The fire that erupted at Gul Plaza in the heart of Karachi was not an ordinary accident. It was a systemic failure—one rooted in years of corruption, negligence, and institutional indifference.
The briefing presented by the Fire Brigade to senior authorities exposed realities that citizens have long endured but which have consistently gone unheard.
Gul Plaza, spread across nearly two acres, housed more than 1,500 shops. The fire broke out simultaneously across multiple sections of the market. There were no fire alarms, no initial fire-control mechanisms, and no emergency exits—leaving occupants trapped in a deadly inferno.
Fire Chief Muhammad Humayun stated,
“In my 37 years of service, I have never witnessed a fire spreading across so many areas at the same time.”
While battling the blaze, one firefighter lost his life. Yet, those responsible displayed no sign of accountability or remorse.
In a city of more than 35 million people, the number of available fire tenders is dangerously insufficient. In any civilized city, such a situation would be unacceptable. In Karachi, however, human life appears to hold little value.
According to the KMC Fire Safety Audit Report, only 6 out of 266 buildings located on major arteries such as I.I. Chundrigar Road, Shahrah-e-Faisal, and Shahrah-e-Qaideen have proper fire safety facilities.
More than 200 buildings lack firefighting equipment.
62% have no emergency exits.
70% use substandard electrical wiring.
Short circuits have effectively turned every building into a ticking time bomb.
The critical question remains: Who is responsible?
By law, no commercial or residential building can receive a completion certificate without installing fire safety systems and emergency exits. Ensuring compliance is the responsibility of the Sindh Building Control Authority (SBCA).
However, the reality on the ground tells a different story. SBCA has actively promoted illegal commercialization of residential plots across Karachi. Streets, neighborhoods, and homes have been converted into plazas and markets through bribery and influence.
If an independent survey were conducted by the Sindh Engineering Council, it would reveal that nearly 100% of residential and commercial buildings in Karachi have illegal completion approvals or violate the conditions under which they were regularized.
Because illegality has become SBCA’s core business model.
In SBCA, money can legalize anything. Buildings are approved without fire safety systems or emergency exits. And the inevitable outcome is disasters like Gul Plaza.
This explains why Karachi recorded more than 2,500 fire incidents in 2025 alone. Yet instead of reforms, the Sindh government continues to preside over a system driven by corruption.
Every government institution treats Karachi as a marketplace for plunder.
Over the last 17 years, the Pakistan Peoples Party received approximately PKR 3,500 billion from the federal government. Yet today, Karachi resembles ruins—piles of debris and a symbol of decay.

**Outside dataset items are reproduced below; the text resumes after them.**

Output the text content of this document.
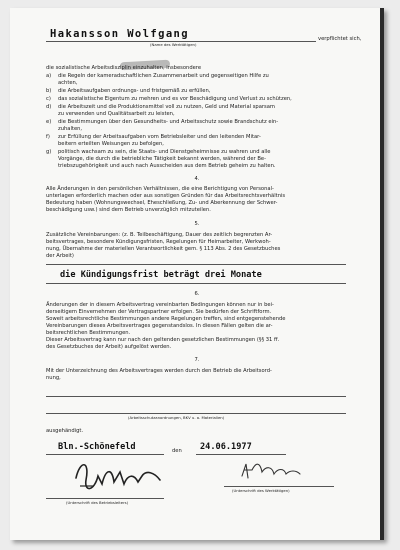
Hakansson Wolfgang	verpflichtet sich,
(Name des Werktätigen)
die sozialistische Arbeitsdisziplin einzuhalten, insbesondere
a) die Regeln der kameradschaftlichen Zusammenarbeit und gegenseitigen Hilfe zu
achten,
b) die Arbeitsaufgaben ordnungs- und fristgemäß zu erfüllen,
c) das sozialistische Eigentum zu mehren und es vor Beschädigung und Verlust zu schützen,
d) die Arbeitszeit und die Produktionsmittel voll zu nutzen, Geld und Material sparsam
zu verwenden und Qualitätsarbeit zu leisten,
e) die Bestimmungen über den Gesundheits- und Arbeitsschutz sowie Brandschutz ein-
zuhalten,
f) zur Erfüllung der Arbeitsaufgaben vom Betriebsleiter und den leitenden Mitar-
beitern erteilten Weisungen zu befolgen,
g) politisch wachsam zu sein, die Staats- und Dienstgeheimnisse zu wahren und alle
Vorgänge, die durch die betriebliche Tätigkeit bekannt werden, während der Be-
triebszugehörigkeit und auch nach Ausscheiden aus dem Betrieb geheim zu halten.
4.
Alle Änderungen in den persönlichen Verhältnissen, die eine Berichtigung von Personal-
unterlagen erforderlich machen oder aus sonstigen Gründen für das Arbeitsrechtsverhältnis
Bedeutung haben (Wohnungswechsel, Eheschließung, Zu- und Aberkennung der Schwer-
beschädigung usw.) sind dem Betrieb unverzüglich mitzuteilen.
5.
Zusätzliche Vereinbarungen: (z. B. Teilbeschäftigung, Dauer des zeitlich begrenzten Ar-
beitsvertrages, besondere Kündigungsfristen, Regelungen für Heimarbeiter, Werkwoh-
nung, Übernahme der materiellen Verantwortlichkeit gem. § 113 Abs. 2 des Gesetzbuches
der Arbeit)
die Kündigungsfrist beträgt drei Monate
6.
Änderungen der in diesem Arbeitsvertrag vereinbarten Bedingungen können nur in bei-
derseitigem Einvernehmen der Vertragspartner erfolgen. Sie bedürfen der Schriftform.
Soweit arbeitsrechtliche Bestimmungen andere Regelungen treffen, sind entgegenstehende
Vereinbarungen dieses Arbeitsvertrages gegenstandslos. In diesen Fällen gelten die ar-
beitsrechtlichen Bestimmungen.
Dieser Arbeitsvertrag kann nur nach den geltenden gesetzlichen Bestimmungen (§§ 31 ff.
des Gesetzbuches der Arbeit) aufgelöst werden.
7.
Mit der Unterzeichnung des Arbeitsvertrages werden durch den Betrieb die Arbeitsord-
nung,
(Arbeitsschutzanordnungen, BKV u. a. Materialien)
ausgehändigt.
Bln.-Schönefeld	den 24.06.1977
(Unterschrift des Betriebsleiters)
(Unterschrift des Werktätigen)
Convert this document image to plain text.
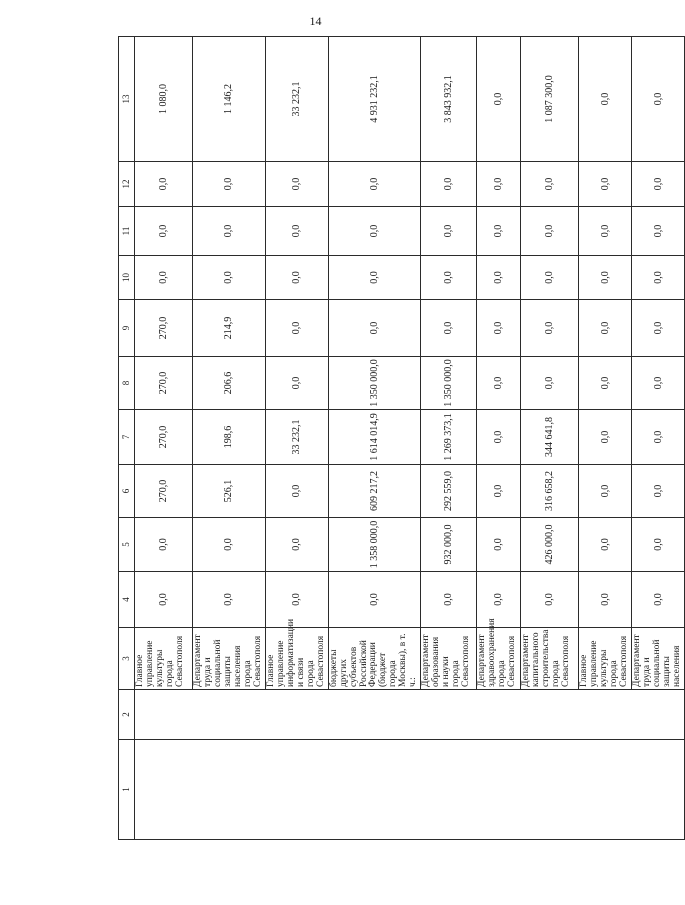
14
1	2	3	4	5	6	7	8	9	10	11	12	13
		Главное управление культуры города Севастополя	0,0	0,0	270,0	270,0	270,0	270,0	0,0	0,0	0,0	1 080,0
		Департамент труда и социальной защиты населения города Севастополя	0,0	0,0	526,1	198,6	206,6	214,9	0,0	0,0	0,0	1 146,2
		Главное управление информатизации и связи города Севастополя	0,0	0,0	0,0	33 232,1	0,0	0,0	0,0	0,0	0,0	33 232,1
		бюджеты других субъектов Российской Федерации (бюджет города Москвы), в т. ч.:	0,0	1 358 000,0	609 217,2	1 614 014,9	1 350 000,0	0,0	0,0	0,0	0,0	4 931 232,1
		Департамент образования и науки города Севастополя	0,0	932 000,0	292 559,0	1 269 373,1	1 350 000,0	0,0	0,0	0,0	0,0	3 843 932,1
		Департамент здравоохранения города Севастополя	0,0	0,0	0,0	0,0	0,0	0,0	0,0	0,0	0,0	0,0
		Департамент капитального строительства города Севастополя	0,0	426 000,0	316 658,2	344 641,8	0,0	0,0	0,0	0,0	0,0	1 087 300,0
		Главное управление культуры города Севастополя	0,0	0,0	0,0	0,0	0,0	0,0	0,0	0,0	0,0	0,0
		Департамент труда и социальной защиты населения	0,0	0,0	0,0	0,0	0,0	0,0	0,0	0,0	0,0	0,0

And that is only the money recorded on paper. Beyond this, billions of rupees are extracted daily through corruption within public institutions and distributed among powerful networks—without accountability.
In developed nations, governments resign over a single incident of institutional failure. But in Karachi, even after major tragedies and countless deaths, rulers remain firmly seated in power—more defiant than ever.
Because they believe any wrongdoing can later be legalized through amendments in the law.
This is the system that has abandoned Karachi.
And this is why citizens across Pakistan—especially in Karachi—are paying the price for silence, poor choices, and collective indifference through the loss of life, property, and dignity.
The fire at Gul Plaza may have been extinguished, but the fire of corruption continues to burn across Karachi.
The question is not how the fire started.
The real question is: Where will the next fire erupt—and under what name?